DEMOKRATİK Toplum Partisi’ne mensup Emine Ayna, Selahattin Demirtaş, Aysel Tuğluk, Fatma Kurtulan ve Sebahat Tuncel isimli milletvekillerinin “ifade vermek üzere mahkemeye çağrıldığını” okuyunca eminiz pek çoğumuzun aklına “Hani bunların dokunulmazlıkları vardı?” sorusu takıldı.
Bizde malum, "dokunulmazlığı" olan katile bile el süremezsin.
Ama sıra DTP milletvekiline gelince, "Şu tarihte mahkemeye gel ve ifade ver" diyorsun.
Ayırımcılık bu değilse nedir?
Nitekim dünkü gazetelerde bildirildiğine göre yukarıda isimlerini verdiğimiz milletvekilleri de esmiş savurmuşlar. Örneğin, keskin dilli Emine Hanım, "Ne zaman ki Başbakan, hakkındaki yolsuzluk ve zimmet davalarıyla ilgili savcılığa ifade verirse biz de düşüncelerimizi açıkladığımızdan dolayı açılan davalarla ilgili oturur, düşünür bir karar alırız. (...)" demiş. (16 Mayıs 2009 Milliyet)
Selahattin Demirtaş da itirazını, "(...) Gelsinler zorla götürsünler. Ayağımızla gidip kuzu kuzu bu hukuksuzluğa ortak olmayacağız. Adam öldürmekten (sanık olan) milletvekili yargılanmadı. Bizse konuşmalarımızdaki barış çağrıları yüzünden yargılanmak isteniyoruz" diyerek açıklamış.

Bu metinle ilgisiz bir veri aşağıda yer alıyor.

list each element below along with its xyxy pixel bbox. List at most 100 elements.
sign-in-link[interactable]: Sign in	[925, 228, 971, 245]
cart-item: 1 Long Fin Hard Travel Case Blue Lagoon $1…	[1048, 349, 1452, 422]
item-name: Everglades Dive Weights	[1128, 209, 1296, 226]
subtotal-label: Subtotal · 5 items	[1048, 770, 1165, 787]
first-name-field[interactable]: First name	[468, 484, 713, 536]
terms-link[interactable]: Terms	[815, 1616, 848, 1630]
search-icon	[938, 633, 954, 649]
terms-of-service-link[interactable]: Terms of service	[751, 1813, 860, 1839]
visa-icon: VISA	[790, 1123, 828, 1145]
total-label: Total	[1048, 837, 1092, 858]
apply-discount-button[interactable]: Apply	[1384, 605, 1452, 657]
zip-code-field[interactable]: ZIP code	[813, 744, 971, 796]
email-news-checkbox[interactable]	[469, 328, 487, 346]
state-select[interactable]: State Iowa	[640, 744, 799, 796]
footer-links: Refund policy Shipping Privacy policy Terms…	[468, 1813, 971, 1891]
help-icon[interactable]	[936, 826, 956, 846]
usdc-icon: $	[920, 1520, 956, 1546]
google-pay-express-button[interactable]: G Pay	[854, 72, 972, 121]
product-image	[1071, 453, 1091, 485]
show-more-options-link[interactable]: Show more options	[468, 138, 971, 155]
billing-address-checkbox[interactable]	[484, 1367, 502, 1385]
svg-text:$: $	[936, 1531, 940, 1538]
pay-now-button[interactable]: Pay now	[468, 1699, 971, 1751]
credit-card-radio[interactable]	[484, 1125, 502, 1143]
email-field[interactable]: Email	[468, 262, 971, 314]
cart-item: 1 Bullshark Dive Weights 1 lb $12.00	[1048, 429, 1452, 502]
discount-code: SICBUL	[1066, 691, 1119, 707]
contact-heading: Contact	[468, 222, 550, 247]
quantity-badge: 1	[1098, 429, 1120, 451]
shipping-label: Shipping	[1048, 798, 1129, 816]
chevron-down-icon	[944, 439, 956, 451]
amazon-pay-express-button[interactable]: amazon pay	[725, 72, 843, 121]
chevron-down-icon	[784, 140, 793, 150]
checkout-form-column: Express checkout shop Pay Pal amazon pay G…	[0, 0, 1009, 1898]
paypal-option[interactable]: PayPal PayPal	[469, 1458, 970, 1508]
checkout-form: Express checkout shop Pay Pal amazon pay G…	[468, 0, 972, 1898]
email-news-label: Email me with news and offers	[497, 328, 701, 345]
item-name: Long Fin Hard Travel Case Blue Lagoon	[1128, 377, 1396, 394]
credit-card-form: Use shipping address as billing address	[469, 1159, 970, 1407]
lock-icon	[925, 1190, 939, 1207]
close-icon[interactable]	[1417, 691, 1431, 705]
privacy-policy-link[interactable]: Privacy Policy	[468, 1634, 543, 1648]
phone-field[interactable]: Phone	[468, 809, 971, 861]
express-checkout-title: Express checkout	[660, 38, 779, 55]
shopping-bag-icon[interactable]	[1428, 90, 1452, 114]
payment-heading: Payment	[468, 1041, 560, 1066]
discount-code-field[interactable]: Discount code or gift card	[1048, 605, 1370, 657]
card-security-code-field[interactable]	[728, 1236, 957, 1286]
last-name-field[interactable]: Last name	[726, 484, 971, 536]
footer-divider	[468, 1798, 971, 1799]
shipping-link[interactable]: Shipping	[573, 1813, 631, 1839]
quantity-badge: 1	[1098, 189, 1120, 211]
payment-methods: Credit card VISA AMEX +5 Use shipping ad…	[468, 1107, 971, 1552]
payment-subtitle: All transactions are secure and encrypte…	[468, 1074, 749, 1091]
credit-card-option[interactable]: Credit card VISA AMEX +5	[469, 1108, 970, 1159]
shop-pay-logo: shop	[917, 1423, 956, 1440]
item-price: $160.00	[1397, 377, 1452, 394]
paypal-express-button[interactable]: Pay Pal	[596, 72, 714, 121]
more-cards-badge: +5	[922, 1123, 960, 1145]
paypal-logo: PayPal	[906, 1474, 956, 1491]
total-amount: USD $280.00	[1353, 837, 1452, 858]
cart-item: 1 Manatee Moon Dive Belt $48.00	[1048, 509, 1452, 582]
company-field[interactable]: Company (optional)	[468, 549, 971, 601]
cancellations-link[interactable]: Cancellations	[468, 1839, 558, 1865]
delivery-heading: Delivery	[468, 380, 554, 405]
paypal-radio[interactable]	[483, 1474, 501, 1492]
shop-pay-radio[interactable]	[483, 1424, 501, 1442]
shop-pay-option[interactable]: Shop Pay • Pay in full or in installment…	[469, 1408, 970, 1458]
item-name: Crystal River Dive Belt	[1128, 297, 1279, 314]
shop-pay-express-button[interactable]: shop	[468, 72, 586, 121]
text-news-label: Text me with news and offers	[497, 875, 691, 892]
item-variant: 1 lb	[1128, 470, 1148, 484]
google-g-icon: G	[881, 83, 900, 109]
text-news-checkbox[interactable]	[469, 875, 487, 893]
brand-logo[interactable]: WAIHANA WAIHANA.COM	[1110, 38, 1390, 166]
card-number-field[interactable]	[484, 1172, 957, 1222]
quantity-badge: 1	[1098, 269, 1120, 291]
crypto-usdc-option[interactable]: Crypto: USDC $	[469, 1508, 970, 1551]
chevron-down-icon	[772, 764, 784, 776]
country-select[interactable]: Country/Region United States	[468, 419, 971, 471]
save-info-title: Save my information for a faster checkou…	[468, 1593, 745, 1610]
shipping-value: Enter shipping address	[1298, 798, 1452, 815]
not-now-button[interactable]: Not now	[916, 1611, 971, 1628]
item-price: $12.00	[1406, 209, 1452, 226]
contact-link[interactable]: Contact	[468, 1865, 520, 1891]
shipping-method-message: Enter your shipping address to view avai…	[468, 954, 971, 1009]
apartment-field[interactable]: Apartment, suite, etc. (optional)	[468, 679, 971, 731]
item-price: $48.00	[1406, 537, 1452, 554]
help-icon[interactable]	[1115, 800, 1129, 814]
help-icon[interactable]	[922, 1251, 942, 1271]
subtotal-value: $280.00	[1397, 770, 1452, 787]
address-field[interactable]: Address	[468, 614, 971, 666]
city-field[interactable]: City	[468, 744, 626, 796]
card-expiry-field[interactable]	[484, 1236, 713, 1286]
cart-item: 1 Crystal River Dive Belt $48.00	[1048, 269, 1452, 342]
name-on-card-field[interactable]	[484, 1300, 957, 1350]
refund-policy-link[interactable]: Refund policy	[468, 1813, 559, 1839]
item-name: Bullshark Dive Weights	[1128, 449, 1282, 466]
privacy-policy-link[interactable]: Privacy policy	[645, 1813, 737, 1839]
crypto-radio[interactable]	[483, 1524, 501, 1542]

Sırrı Sakık, Aysel Tuğluk ve Hasip Kaplan’ın da aynı yönde konuştukları örneğin Kaplan’ın, "Bugüne kadar hiç yapılmayan bir uygulama, DTP’liler söz konusu olunca mı yapılacak? Mehmet Ağar’ın suçu 14. madde kapsamında değil miydi? Ağar hakkında böyle bir yöntem uygulanmadı. Bu tam bir ayrımcılık ve hukuk skandalı" dediği bildiriliyor.
Kendi diyeceğimize gelmeden belirtelim:
TBMM Başkanı Köksal Toptan da konuyu inceletmiş. "Gitmedikleri takdirde ihzaren, yani polis zoruyla getirilecekleri ifade ediliyor. Bu milletvekilleri giderler, gitmezler, o kendi bilecekleri şey. Sorunun makul ölçüler içerisinde çözülmesi için elimizden geleni yapıyoruz" demiş.
Doğrusu Hasip Kaplan hiç de haksız değil. Nitekim 1982 Anayasası’nın "milletvekili dokunulmazlığı" ile ilgili 83’üncü maddesi hiç değişmedi, 14’üncü maddesi ise 2001 yılında yumuşatıldı. Sadece "Devletin ülkesi ve milletiyle bölünmez bütünlüğünü bozmayı hedefleyen suçlardan" sanık olan milletvekilinin yargılanması yolu açık kaldı. Ama ne eski halindeyken ne de 22 Temmuz 2007 seçimine kadar, bu hükümler uygulanmadı.
Daha açık anlatmak gerekirse:
Anayasa’nın 83’üncü maddesi, milletvekillerine "dokunulmazlık" sağlıyor ama iki ihtimali onun dışında bırakıyor. Biri, "seçimden önce soruşturulmasına başlanmış olmak" koşuluyla, ağır cezayı gerektiren suçüstü hali. Öteki de soruşturmaya sebep eylemin "14’üncü maddeye aykırı olması" durumu... Bu iki durumda "yargılama işlemi durmaz" diyor.
DTP’lilerin itirazı, "Daha önce uygulamadığınız maddeleri neden bize uyguluyorsunuz?" şeklinde. Gerçiverdikleri Mehmet Ağar örneği yanlış, çünkü ona atfedilen suçun 14’üncü maddeyle ilgisi yok. Ama şimdiki DTP milletvekilleri Sebahat Tuncel ile Aysel Tuğluk dışında bu maddelerin yıllardır uygulanmadığı doğru.
Tuncel ve Tuğluk’un yargılamaları ise devam ediyor.
Gördüğünüz gibi iki taraf da haklı. Ama bir gerçek var ki DTP milletvekilleri mahkemeye gitmezse, kanımızca kimse bir şey yapamaz. Bu iş bu kadar basittir.